When I looked up books and stack overflow article on operator overloading, I found the following:
When an overloaded operator is a member function, this is bound to the left-hand operand. Member operator functions have one less (explicit) parameter than the number of operands.
(Addison Wesley, C++ Primer)
So my question is, since the * (dereference) operator does not have any left operand, how does it get its parameter (which is the object itself or this)?
For all prefix unary operator, it operates on the operand that follows it.
As an added question would there be any difference in how the overloaded * operator is used if it is defined as a non-member function vs a member function
For the most part, no, except that non-member function can't access private member of that class and if both the member function and non-member function existed, compiler needs to use overload resolution to pick the higher rank function, if there're no better function, it's ambigious call, see ADL
For the reliable source, you can take a look at operator overloading, or, better, section 13.5.1 [over.unary] in the standard C++:
A prefix unary operator shall be implemented by a non-static member function (9.3) with no parameters or a non-member function with one parameter. Thus, for any prefix unary operator @, @x can be interpreted as either x.operator@() or operator@(x). If both forms of the operator function have been declared, the rules in 13.3.1.2 determine which, if any, interpretation is used. See 13.5.7 for an explanation of the postfix unary operators ++ and --. 2 The unary and binary forms of the same operator are considered to have the same name. [ Note: Consequently, a unary operator can hide a binary operator from an enclosing scope, and vice versa. —end note ]
For the selection if there are both member and non-member, see 13.3.1.2 [over.match.oper]
Prefix * operates on the operand that follows it.
For a user defined operator* expressed as a member function, that's the object that's referred to by a this-expression.
#include <iostream>
using namespace std;
struct S
{
auto operator*() const -> char const* { return "Hi there!"; }
};
auto main()
-> int
{ cout << *S() << endl; }
Result:
Hi there!
The dereference operator works exactly the same way as an overloaded operator as it does as an ordinary operator.
int foo(int *p)
{
return *p;
}
In the statement return *p;, the dereference operator applies to the pointer p. It is passed to it on the right side:
As an overloaded operator, it works the same way.
class bar {
int *some_internal_ptr;
public:
int operator*() const {
return *some_internal_ptr;
}
// Other class members and methods...
};
int foo(bar p)
{
return *p;
}
When the right-hand side of the * operator is class with an operator*` member, it gets invoked as an overloaded method of the class, no different than any other member, in order to resolve the dereference.
It is because the usage is identical is why many C++ library algorithms work equally well with either pointers or C++ library operators.

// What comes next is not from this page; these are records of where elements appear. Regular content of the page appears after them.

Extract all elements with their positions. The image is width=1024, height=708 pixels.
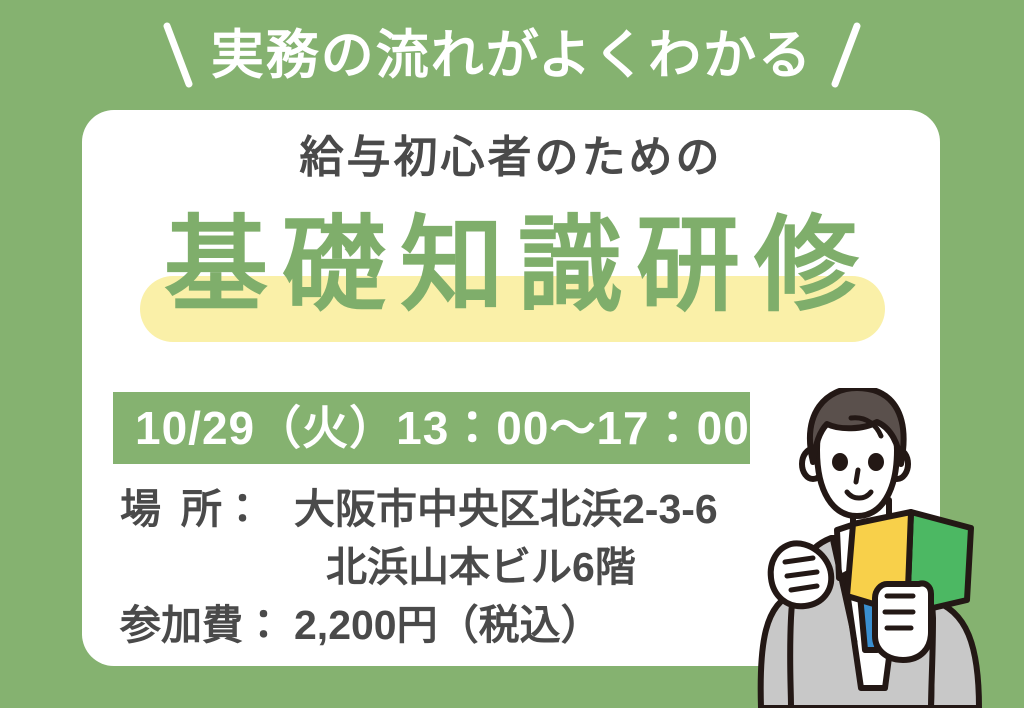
flyer-root: 実務の流れがよくわかる 給与初心者のための 基礎知識研修 10/29（火）13：…: [0, 0, 1024, 708]
backslash-stroke-icon: [163, 22, 193, 88]
detail-value-venue: 大阪市中央区北浜2-3-6: [294, 480, 718, 538]
detail-value-fee: 2,200円（税込）: [294, 596, 602, 654]
banner-headline: 実務の流れがよくわかる: [211, 29, 813, 82]
forwardslash-stroke-icon: [831, 22, 861, 88]
businessman-holding-folder-illustration: [735, 388, 1024, 708]
seminar-title-block: 基礎知識研修: [82, 208, 940, 358]
detail-value-venue-line2: 北浜山本ビル6階: [294, 538, 636, 596]
seminar-title: 基礎知識研修: [82, 208, 940, 324]
date-time-text: 10/29（火）13：00〜17：00: [113, 405, 750, 451]
seminar-subtitle: 給与初心者のための: [82, 136, 940, 180]
date-time-bar: 10/29（火）13：00〜17：00: [113, 392, 750, 464]
detail-label-venue: 場所：: [82, 480, 294, 538]
top-banner: 実務の流れがよくわかる: [0, 0, 1024, 110]
detail-label-fee: 参加費：: [82, 596, 294, 654]
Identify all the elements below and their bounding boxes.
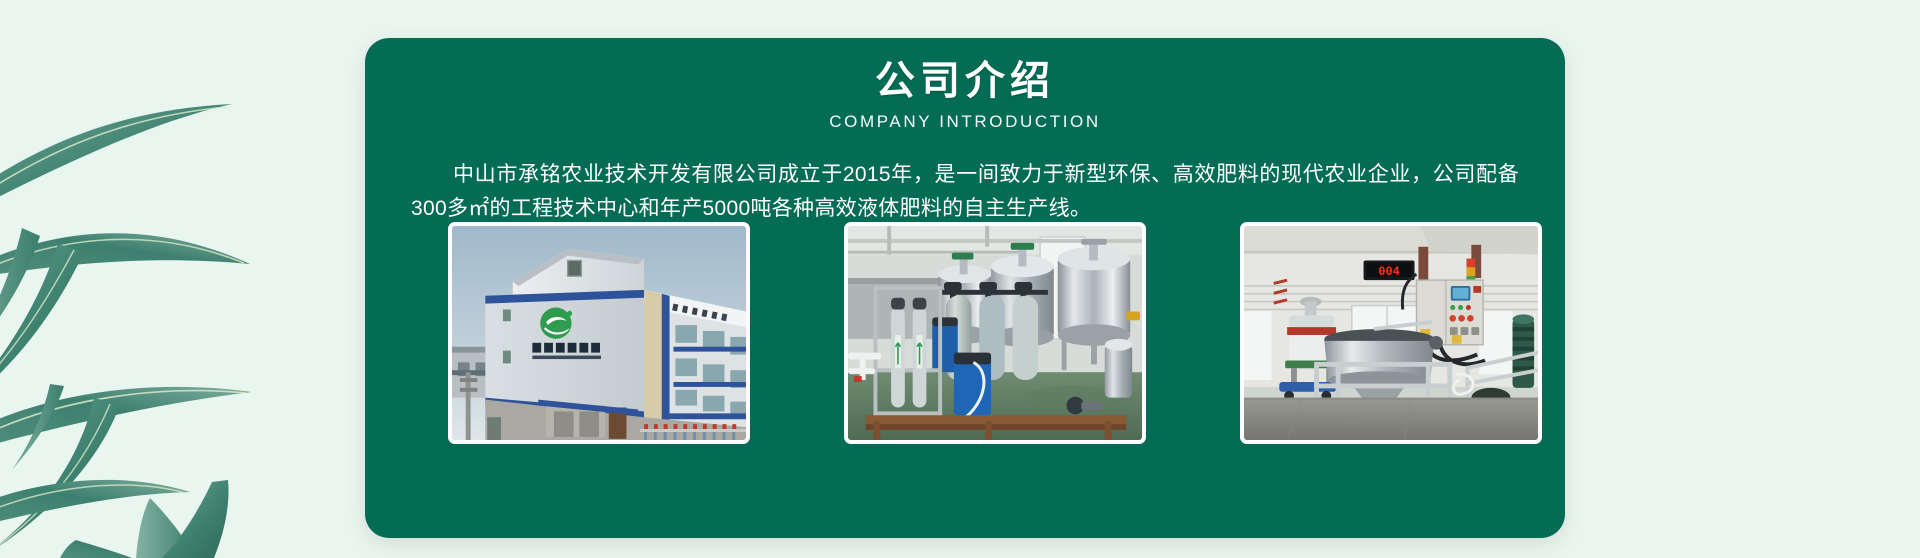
gallery-photo-production-tanks[interactable]: 液体肥料生产车间罐体与水处理设备 bbox=[844, 222, 1146, 444]
leaf-blade bbox=[0, 244, 84, 414]
led-display-sign: 004 bbox=[1364, 260, 1415, 280]
leaf-blade-group bbox=[0, 104, 252, 558]
leaf-blade bbox=[136, 498, 196, 558]
leaf-blade bbox=[0, 398, 120, 556]
photo-gallery: 公司办公大楼外景 bbox=[408, 206, 1522, 460]
vertical-pump bbox=[1513, 314, 1535, 388]
leaf-blade bbox=[0, 104, 232, 214]
leaf-blade bbox=[12, 384, 64, 470]
card-header: 公司介绍 COMPANY INTRODUCTION bbox=[365, 38, 1565, 132]
led-display-value: 004 bbox=[1378, 264, 1399, 278]
gallery-photo-company-building[interactable]: 公司办公大楼外景 bbox=[448, 222, 750, 444]
company-intro-card: 公司介绍 COMPANY INTRODUCTION 中山市承铭农业技术开发有限公… bbox=[365, 38, 1565, 538]
page-root: 公司介绍 COMPANY INTRODUCTION 中山市承铭农业技术开发有限公… bbox=[0, 0, 1920, 558]
leaf-blade bbox=[60, 540, 132, 558]
leaf-blade bbox=[0, 387, 252, 454]
page-title: 公司介绍 bbox=[365, 56, 1565, 106]
leaf-blade bbox=[0, 480, 190, 532]
leaf-blade bbox=[0, 228, 40, 372]
leaf-blade bbox=[162, 480, 228, 558]
leaf-decoration bbox=[0, 0, 260, 558]
gallery-photo-workshop[interactable]: 004 bbox=[1240, 222, 1542, 444]
leaf-blade bbox=[0, 233, 250, 278]
page-subtitle: COMPANY INTRODUCTION bbox=[365, 112, 1565, 132]
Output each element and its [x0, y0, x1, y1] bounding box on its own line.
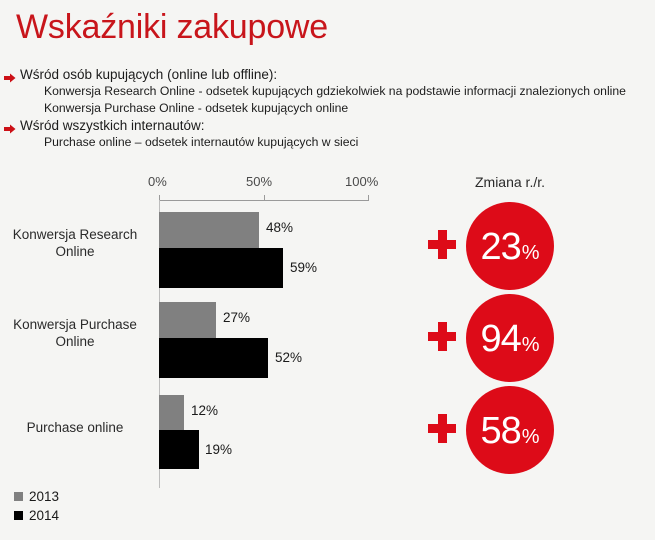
- percent-symbol: %: [522, 243, 540, 263]
- tick-mark-50: [264, 195, 265, 201]
- bar-value-2014: 19%: [205, 442, 232, 457]
- bar-2013: [159, 212, 259, 248]
- axis-tick-label-0: 0%: [148, 174, 167, 189]
- change-column: Zmiana r./r. 23 % 94 % 58 %: [410, 168, 655, 498]
- change-item: 58 %: [410, 386, 610, 478]
- change-value: 58: [480, 412, 520, 450]
- bullet-subitem: Purchase online – odsetek internautów ku…: [4, 134, 652, 151]
- change-item: 94 %: [410, 294, 610, 386]
- legend-swatch-icon: [14, 492, 23, 501]
- bar-2013: [159, 302, 216, 338]
- legend-item-2013: 2013: [14, 487, 59, 506]
- bullet-subitem: Konwersja Purchase Online - odsetek kupu…: [4, 100, 652, 117]
- bar-group: Konwersja Research Online 48% 59%: [0, 208, 400, 288]
- axis-tick-label-100: 100%: [345, 174, 378, 189]
- bar-2014: [159, 430, 199, 469]
- chart-legend: 2013 2014: [14, 487, 59, 525]
- percent-symbol: %: [522, 335, 540, 355]
- red-arrow-icon: [4, 117, 20, 138]
- bar-2013: [159, 395, 184, 430]
- bar-2014: [159, 338, 268, 378]
- change-badge: 23 %: [466, 202, 554, 290]
- legend-item-2014: 2014: [14, 506, 59, 525]
- bar-2014: [159, 248, 283, 288]
- plus-icon: [428, 230, 458, 260]
- legend-label: 2013: [29, 489, 59, 504]
- bar-value-2013: 27%: [223, 310, 250, 325]
- bullet-item: Wśród wszystkich internautów:: [4, 117, 652, 134]
- change-badge: 94 %: [466, 294, 554, 382]
- bullet-list: Wśród osób kupujących (online lub offlin…: [4, 66, 652, 151]
- change-column-header: Zmiana r./r.: [410, 174, 610, 190]
- bar-group-label: Purchase online: [0, 419, 150, 436]
- change-value: 23: [480, 228, 520, 266]
- bar-value-2014: 59%: [290, 260, 317, 275]
- axis-tick-label-50: 50%: [246, 174, 272, 189]
- bar-group-label: Konwersja Research Online: [0, 226, 150, 260]
- percent-symbol: %: [522, 427, 540, 447]
- page-title: Wskaźniki zakupowe: [16, 8, 328, 47]
- bar-group: Konwersja Purchase Online 27% 52%: [0, 298, 400, 378]
- bar-group-label: Konwersja Purchase Online: [0, 316, 150, 350]
- bar-value-2013: 12%: [191, 403, 218, 418]
- legend-swatch-icon: [14, 511, 23, 520]
- plus-icon: [428, 322, 458, 352]
- plus-icon: [428, 414, 458, 444]
- change-badge: 58 %: [466, 386, 554, 474]
- bullet-subitem: Konwersja Research Online - odsetek kupu…: [4, 83, 652, 100]
- tick-mark-100: [368, 195, 369, 201]
- bar-chart: 0% 50% 100% Konwersja Research Online 48…: [0, 168, 400, 498]
- bar-value-2014: 52%: [275, 350, 302, 365]
- bullet-label: Wśród wszystkich internautów:: [20, 117, 205, 134]
- red-arrow-icon: [4, 66, 20, 87]
- bullet-item: Wśród osób kupujących (online lub offlin…: [4, 66, 652, 83]
- change-value: 94: [480, 320, 520, 358]
- bar-group: Purchase online 12% 19%: [0, 391, 400, 467]
- change-item: 23 %: [410, 202, 610, 294]
- legend-label: 2014: [29, 508, 59, 523]
- bar-value-2013: 48%: [266, 220, 293, 235]
- bullet-label: Wśród osób kupujących (online lub offlin…: [20, 66, 277, 83]
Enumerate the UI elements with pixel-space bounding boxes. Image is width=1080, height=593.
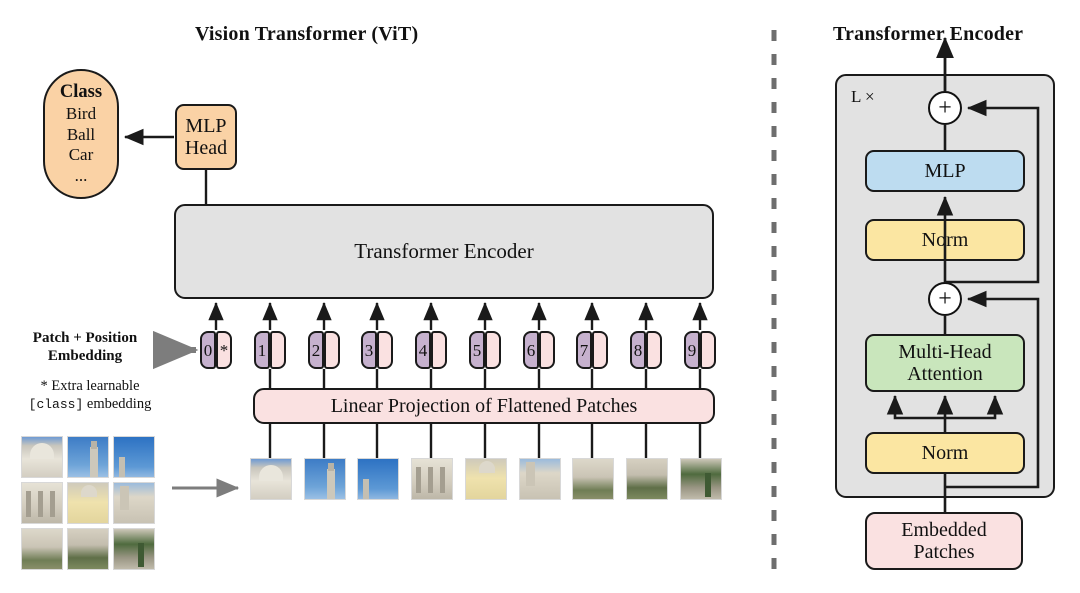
- token-3-index: 3: [361, 331, 377, 369]
- source-patch-5: [113, 482, 155, 524]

For example, std::copy() could be implemented as follows (I am trimming away some irrelevant complexity that's not germane here):
template<typename iter_type>
iter_type copy(iter_type b, iter_type e, iter_type t)
{
while (b != e)
{
*t=*b;
++t;
++b;
}
return t;
}
You can pass native pointers to std::copy, or pass classes like iterators, with overloaded * operators, and because an overloaded * operator is used with the same syntax as an ordinary * operator, the same algorithm works with the overloaded operator as well.